The Irish Airline Pilots' Association  said the approach discriminates against countries that have minimised the effect of Covid-19.

Captain Evan Cullen, President of IALPA, said that applying a blanket quarantine across all visitors to Ireland does not make scientific sense or have basis in fact.

He said that comparing a passenger from Frankfurt to one from Madrid is not logical and called for a more science-based specific approach to how passengers arriving in the country are dealt with.

Captain Cullen said that the EU publishes a document every few days on risks from airports in different areas of the EU and said that all stakeholders should examine this information and make up criteria and protocols to deal with areas on different risk levels.

He told RTÉ's Today with Sarah McInerney that anyone who tried to travel into Ireland from an at-risk area, via a low risk region, would be flagged in the system.
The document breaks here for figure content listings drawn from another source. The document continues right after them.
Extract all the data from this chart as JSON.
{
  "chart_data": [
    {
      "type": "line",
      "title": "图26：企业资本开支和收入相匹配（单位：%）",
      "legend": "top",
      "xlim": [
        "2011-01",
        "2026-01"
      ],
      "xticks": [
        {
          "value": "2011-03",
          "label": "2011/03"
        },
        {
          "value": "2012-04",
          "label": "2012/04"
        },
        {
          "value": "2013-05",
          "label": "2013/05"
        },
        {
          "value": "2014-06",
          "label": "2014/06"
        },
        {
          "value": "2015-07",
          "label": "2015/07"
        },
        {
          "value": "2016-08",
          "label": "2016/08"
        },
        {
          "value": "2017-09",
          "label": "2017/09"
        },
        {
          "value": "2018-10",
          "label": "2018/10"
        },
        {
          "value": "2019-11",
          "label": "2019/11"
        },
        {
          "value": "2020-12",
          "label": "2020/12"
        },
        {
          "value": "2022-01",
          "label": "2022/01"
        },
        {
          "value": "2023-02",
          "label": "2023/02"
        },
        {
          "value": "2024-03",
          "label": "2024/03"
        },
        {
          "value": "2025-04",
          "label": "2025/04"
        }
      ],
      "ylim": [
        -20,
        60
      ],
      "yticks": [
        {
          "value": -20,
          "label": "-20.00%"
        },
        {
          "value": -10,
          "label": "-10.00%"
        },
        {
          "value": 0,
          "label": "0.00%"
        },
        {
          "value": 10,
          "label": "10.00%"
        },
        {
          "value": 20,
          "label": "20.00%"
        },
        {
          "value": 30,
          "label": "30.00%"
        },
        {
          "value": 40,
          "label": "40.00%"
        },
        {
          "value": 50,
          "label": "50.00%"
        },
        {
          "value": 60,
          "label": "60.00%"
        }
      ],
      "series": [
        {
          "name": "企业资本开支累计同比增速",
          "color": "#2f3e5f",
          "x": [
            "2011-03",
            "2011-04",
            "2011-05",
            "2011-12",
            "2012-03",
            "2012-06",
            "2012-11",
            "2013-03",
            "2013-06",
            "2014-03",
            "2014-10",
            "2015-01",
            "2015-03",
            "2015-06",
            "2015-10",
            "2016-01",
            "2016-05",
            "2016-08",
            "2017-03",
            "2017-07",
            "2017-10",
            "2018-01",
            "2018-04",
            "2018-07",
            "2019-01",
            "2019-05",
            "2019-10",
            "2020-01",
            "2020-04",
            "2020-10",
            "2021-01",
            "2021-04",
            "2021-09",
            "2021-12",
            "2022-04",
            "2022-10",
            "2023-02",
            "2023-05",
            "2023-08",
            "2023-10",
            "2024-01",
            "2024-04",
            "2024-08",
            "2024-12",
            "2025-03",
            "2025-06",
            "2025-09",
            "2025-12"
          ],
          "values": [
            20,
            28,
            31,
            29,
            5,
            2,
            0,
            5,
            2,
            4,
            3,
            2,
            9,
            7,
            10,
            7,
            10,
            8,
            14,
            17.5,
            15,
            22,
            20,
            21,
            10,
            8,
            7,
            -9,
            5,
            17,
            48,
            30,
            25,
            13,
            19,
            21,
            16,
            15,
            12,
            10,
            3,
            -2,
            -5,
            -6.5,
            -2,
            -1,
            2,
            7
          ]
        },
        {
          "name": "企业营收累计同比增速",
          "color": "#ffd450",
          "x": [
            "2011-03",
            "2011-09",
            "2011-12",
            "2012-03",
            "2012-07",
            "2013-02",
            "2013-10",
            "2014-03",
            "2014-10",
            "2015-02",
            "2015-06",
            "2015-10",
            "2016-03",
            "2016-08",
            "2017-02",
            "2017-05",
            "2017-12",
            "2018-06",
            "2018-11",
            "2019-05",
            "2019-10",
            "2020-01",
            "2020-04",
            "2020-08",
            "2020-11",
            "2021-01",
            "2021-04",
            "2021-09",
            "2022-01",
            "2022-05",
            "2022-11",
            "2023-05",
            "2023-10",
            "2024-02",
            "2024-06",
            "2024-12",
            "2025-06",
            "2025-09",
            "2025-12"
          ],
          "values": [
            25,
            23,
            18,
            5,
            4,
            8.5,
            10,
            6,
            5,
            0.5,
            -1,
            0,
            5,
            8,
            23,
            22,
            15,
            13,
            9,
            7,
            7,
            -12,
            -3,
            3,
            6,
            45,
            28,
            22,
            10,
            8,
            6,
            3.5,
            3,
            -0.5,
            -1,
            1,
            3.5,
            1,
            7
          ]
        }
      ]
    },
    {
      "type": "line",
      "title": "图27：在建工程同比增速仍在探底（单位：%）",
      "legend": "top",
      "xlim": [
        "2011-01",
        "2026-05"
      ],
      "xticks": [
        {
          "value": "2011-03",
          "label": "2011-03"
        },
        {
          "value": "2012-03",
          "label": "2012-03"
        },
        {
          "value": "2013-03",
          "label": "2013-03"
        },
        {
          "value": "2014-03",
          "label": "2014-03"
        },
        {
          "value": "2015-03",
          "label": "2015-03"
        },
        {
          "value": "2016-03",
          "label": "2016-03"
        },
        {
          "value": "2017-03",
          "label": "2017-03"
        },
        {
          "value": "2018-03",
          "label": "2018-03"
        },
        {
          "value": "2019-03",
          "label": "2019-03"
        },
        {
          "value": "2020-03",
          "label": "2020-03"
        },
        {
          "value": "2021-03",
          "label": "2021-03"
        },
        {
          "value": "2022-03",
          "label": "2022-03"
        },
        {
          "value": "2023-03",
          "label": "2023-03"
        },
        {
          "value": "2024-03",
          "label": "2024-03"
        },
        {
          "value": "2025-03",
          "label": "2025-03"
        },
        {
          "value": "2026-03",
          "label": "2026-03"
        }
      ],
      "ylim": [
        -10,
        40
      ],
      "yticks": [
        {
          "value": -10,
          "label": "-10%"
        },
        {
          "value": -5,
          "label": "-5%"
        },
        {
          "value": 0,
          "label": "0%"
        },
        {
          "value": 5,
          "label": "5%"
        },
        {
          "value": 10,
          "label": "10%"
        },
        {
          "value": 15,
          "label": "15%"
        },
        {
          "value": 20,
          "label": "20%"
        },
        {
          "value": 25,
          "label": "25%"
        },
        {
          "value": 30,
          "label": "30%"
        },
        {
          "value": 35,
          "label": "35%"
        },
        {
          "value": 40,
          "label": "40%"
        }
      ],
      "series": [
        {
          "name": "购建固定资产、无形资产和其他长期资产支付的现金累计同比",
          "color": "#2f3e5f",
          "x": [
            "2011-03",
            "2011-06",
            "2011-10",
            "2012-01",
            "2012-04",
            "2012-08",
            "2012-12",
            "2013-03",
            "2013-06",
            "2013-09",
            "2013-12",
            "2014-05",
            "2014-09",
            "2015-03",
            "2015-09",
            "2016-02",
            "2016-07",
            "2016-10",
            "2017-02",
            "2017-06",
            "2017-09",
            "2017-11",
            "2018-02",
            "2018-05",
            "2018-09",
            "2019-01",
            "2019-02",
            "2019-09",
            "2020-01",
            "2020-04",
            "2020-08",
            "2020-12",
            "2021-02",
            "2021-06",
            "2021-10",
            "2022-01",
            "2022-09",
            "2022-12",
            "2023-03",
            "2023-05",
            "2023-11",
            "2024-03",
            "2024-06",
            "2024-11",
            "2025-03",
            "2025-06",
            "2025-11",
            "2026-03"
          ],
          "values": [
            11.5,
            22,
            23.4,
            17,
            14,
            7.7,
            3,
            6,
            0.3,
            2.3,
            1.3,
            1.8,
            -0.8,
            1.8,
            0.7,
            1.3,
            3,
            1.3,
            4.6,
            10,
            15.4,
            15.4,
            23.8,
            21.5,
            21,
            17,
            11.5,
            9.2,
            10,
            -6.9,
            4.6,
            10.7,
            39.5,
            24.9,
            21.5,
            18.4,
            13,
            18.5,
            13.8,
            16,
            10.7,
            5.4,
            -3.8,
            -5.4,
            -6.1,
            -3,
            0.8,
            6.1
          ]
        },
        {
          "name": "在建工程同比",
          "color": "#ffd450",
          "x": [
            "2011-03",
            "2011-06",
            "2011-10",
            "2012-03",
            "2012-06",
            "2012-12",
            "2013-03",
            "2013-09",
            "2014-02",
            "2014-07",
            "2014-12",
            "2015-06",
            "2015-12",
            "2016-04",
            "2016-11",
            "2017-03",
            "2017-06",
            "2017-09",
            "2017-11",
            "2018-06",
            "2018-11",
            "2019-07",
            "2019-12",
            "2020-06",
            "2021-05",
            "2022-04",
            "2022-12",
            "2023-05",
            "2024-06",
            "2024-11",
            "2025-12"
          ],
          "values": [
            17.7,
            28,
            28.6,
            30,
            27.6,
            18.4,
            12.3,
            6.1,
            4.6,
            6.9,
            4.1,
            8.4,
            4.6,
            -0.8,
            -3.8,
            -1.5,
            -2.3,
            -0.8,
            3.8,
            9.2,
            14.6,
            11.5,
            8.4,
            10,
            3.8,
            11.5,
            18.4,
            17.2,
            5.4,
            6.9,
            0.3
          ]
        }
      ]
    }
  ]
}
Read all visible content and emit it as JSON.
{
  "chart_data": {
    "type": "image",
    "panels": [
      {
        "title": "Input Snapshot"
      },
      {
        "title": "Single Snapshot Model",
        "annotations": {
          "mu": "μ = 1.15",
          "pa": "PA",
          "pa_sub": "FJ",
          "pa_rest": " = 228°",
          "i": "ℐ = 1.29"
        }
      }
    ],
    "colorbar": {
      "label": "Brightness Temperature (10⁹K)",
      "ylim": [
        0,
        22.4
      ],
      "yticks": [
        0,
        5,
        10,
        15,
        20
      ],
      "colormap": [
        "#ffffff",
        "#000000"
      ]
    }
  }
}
He said there is no evidence to date that the Irish government is plugged into the European Aviation Safety Agency, which is a competent authority on this matter. 

Captain Cullen said the aviation industry is a resilient one and he believes there will have to be fundamental changes to the way passengers are dealt with in airports.

Professor Sam McConkey, from the Department of International Health and Tropical Medicine at RCSI, said the Irish outbreak of Covid-19 was "seeded from Northern Italy and the UK" and we should have treated travellers from these areas in a different way. 

He said the idea of having free and open borders for people to enter Ireland from high-risk epidemic areas is a bad idea. 

Professor McConkey said people should be spaced out on the airplane and some sort of social distancing should be introduced on flights.

He said as the number of Covid cases here continues to drop it becomes more important to prevent reintroduction of the disease.